My name is Marta Salerno, known as Marta Make, and I was born in Frascati in 1990. My life has never had a path outside of art. It began in my father’s luthiery workshop when I was six years old, with hands too small to understand the world but already big enough to carve wood. That was where I learned patience, instinct, respect for materials, and above all the certainty that creating was the only way I could exist.
I grew up drawing, painting, covering my hands with colors and then with spray paint, discovering the streets through graffiti which taught me courage, identity, and belonging. Tattooing came later, as a doorway and as a salvation. I became an international tattoo artist! It was the discipline that gave me financial freedom and mental clarity, the one that allowed me to buy back my time to paint and evolve as an artist, despite coming from a humble family where the myth of the starving artist felt almost like an unavoidable destiny. I never accepted that story. I kept chasing my dream even when money was low, even when obstacles multiplied, even when people’s judgment became a blade on my neck.
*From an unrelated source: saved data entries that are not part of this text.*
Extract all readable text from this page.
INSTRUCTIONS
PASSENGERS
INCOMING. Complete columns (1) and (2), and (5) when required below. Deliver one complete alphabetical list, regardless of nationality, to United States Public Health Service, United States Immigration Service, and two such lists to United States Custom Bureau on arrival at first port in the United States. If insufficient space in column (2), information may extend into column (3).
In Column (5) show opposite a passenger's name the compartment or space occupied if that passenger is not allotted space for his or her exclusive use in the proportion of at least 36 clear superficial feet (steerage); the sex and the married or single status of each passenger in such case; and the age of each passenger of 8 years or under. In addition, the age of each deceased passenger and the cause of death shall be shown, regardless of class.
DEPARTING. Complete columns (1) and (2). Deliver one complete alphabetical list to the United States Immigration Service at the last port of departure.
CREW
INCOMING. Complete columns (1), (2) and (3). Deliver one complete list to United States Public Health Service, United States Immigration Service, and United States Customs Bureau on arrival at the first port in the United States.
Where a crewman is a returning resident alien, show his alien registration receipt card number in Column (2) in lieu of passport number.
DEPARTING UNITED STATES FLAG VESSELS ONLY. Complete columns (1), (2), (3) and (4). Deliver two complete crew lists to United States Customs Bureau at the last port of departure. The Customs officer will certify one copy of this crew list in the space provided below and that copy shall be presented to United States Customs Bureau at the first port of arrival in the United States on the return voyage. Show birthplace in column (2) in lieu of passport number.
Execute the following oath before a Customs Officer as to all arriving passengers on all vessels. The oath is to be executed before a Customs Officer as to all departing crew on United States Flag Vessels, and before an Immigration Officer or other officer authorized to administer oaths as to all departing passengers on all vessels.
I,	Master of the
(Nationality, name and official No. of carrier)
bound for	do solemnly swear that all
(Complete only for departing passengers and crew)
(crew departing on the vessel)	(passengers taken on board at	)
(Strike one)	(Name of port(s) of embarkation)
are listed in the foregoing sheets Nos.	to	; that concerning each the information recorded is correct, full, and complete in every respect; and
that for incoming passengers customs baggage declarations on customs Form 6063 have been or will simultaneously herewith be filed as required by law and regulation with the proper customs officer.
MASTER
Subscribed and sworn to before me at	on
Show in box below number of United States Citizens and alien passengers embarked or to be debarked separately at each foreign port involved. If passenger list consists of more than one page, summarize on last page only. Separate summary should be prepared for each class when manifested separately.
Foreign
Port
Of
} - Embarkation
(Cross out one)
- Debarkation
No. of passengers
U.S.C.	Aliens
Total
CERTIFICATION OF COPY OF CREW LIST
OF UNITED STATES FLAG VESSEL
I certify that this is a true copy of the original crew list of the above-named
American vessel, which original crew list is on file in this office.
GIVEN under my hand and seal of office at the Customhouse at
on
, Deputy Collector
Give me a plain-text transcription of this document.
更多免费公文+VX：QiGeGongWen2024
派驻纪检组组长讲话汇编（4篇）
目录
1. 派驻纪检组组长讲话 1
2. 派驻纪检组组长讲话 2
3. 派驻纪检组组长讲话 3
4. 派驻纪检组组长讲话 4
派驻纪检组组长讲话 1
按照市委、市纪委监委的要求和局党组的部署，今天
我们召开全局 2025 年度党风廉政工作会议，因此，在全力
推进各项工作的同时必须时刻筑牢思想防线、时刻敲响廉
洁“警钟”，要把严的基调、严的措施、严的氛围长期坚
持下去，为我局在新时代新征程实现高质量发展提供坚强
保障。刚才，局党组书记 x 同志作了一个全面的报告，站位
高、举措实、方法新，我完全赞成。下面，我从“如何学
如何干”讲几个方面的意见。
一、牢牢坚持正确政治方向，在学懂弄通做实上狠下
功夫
Then four years ago I opened my OnlyFans. Many judged that choice, misunderstood it, criticized it. For me it was an act of power and self determination. I had no idea that from that step a completely new artistic chapter would be born. While exploring myself, my body, and my own freedom, I began creating backgrounds on canvas using my squirting, transforming an intimate, sacred gesture into a painting technique. Every movement, every burst, every drop became a mark, a physical record of something unrepeatable. I filmed each process because every video became the NFT of each artwork. I was not just making art, I was turning taboo into language, the body into a brush, sexuality into a manifesto.
I became the only artist in the world using this technique, and I swear I have never sold a painting that did not contain my squirting. From that moment on everything exploded. My work started selling out, my identity became unmistakable, and my voice as an artist became louder than ever.
Today I live in Miami, a place where what I do is not judged but welcomed, celebrated, understood. Here my work is not scandal but innovation. Not pornography but language. Not provocation but truth. I left Italy with a kind of lightness that comes only when you walk away from a place that refuses to see you. I left because its culture, still chained to religious morality, could not accept a woman using her body as an artistic medium without shame. In Italy sexuality is still condemned, judged, hidden. But to me it is simply human. Natural. Powerful. I see it as a creative act, no different from a brushstroke. It has been dehumanized by religion and fear, and I chose to give it dignity again by transforming it into art.
My work today is a declaration of freedom. An invitation to undress not from clothing but from the narratives that keep us small. A reminder that the body is not an enemy but a tool. And a living proof that being an artist means having the courage to place yourself at the center of your destiny even when the world tells you that you cannot.
I can. And I do it every single day.